Continuing our series of Q&As with publishers in the Northern Fiction Alliance, this week we interview Theodora Danek, manager at Tilted Axis Press. Founded by Han Kang’s English language translator, Deborah Smith, Tilted Axis publishes artistically original and radical books in translation.

When and why did you start Tilted Axis Press?

Our creative director Deborah Smith founded Tilted Axis Press in 2015 with the help of an Arts Council grant. From the beginning, our mission has been to publish books that wouldn’t otherwise make it into English, which for us means a focus on translated literature from Asia.

Which book from your back catalogue should we all know about?

Panty, our very first book, is the first of three brilliant novels by Sangeeta Bandyophadyay that we have published to date, all translated from Bangla by Arunava Sinha. A woman fantasises about the former owner of leopard print panties in a deserted Kolkata apartment. It’s a modern classic, a brilliant meditation on religion and nationhood as well as gender and sexuality.
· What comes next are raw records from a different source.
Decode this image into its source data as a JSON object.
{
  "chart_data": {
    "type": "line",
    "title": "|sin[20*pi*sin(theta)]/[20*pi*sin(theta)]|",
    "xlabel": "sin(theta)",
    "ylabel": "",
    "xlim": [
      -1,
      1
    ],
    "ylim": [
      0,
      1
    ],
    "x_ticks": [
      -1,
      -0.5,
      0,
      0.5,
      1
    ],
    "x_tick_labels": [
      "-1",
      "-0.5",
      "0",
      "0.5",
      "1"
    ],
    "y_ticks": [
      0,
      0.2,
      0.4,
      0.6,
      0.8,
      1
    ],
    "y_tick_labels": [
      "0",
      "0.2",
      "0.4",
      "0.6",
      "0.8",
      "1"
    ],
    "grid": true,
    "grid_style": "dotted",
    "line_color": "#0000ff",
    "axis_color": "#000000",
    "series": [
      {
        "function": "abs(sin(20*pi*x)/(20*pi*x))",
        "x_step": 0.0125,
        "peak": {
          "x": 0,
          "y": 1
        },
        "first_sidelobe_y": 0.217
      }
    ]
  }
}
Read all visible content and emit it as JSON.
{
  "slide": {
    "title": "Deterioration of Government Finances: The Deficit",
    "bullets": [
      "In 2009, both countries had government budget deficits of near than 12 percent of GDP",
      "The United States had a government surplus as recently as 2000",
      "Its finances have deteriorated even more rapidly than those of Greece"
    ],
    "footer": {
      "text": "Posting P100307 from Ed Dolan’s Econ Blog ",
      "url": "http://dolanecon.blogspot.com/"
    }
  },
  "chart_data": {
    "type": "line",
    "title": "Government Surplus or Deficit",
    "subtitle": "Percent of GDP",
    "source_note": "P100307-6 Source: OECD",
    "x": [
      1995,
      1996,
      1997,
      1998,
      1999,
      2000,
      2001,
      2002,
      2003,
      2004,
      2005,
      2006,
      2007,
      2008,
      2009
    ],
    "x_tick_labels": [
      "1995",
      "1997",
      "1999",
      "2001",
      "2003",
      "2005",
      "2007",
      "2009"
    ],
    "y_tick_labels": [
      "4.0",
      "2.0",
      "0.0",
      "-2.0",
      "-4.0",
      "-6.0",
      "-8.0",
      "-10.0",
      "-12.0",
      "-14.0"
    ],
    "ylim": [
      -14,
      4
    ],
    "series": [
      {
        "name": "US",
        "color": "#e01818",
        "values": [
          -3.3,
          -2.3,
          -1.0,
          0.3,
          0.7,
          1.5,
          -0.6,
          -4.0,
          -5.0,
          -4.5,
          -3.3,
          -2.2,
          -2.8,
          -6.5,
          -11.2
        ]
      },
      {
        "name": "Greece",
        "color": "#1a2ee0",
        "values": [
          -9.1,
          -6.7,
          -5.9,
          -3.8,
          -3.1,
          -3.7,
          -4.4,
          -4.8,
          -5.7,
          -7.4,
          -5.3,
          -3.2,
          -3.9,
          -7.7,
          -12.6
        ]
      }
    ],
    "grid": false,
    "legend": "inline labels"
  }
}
What are you publishing this year?

Where the Wild Ladies Are by Matsuda Aoka (translated by Polly Barton), Arid Dreams by Duanwad Pimwana (translated by Mui Poopoksakul) and No Presents Please: Mumbai Stories by Jayant Kaikini (translated by Tejaswini Niranjana), a trio of brilliant and stylistically very different short story collections by authors from Japan, Thailand and India, all concerned with society, gender and class. Two poetry collections – Unexpected Vanilla by Lee Hyemi and Killing Kanoko/Wild Grass on the Riverbank by Itō Hiromi – on gender and bodies translated from Korean (by So J. Lee) and Japanese (by Jeffrey Angles). And in the autumn, Women Dreaming and Strange Beasts of China, two novels by star author-translator pairings – Salma/Meena Kandasamy and Yan Ge/Jeremy Tiang – about friendship, family, and cryptozoology.

Are you doing anything during the lockdown that we can join in with?

Yes please! We have co-founded an online book club with other small indie presses of translated literature. Join us! Details here.

Where can we buy your books?

On our website or in all good bookshops!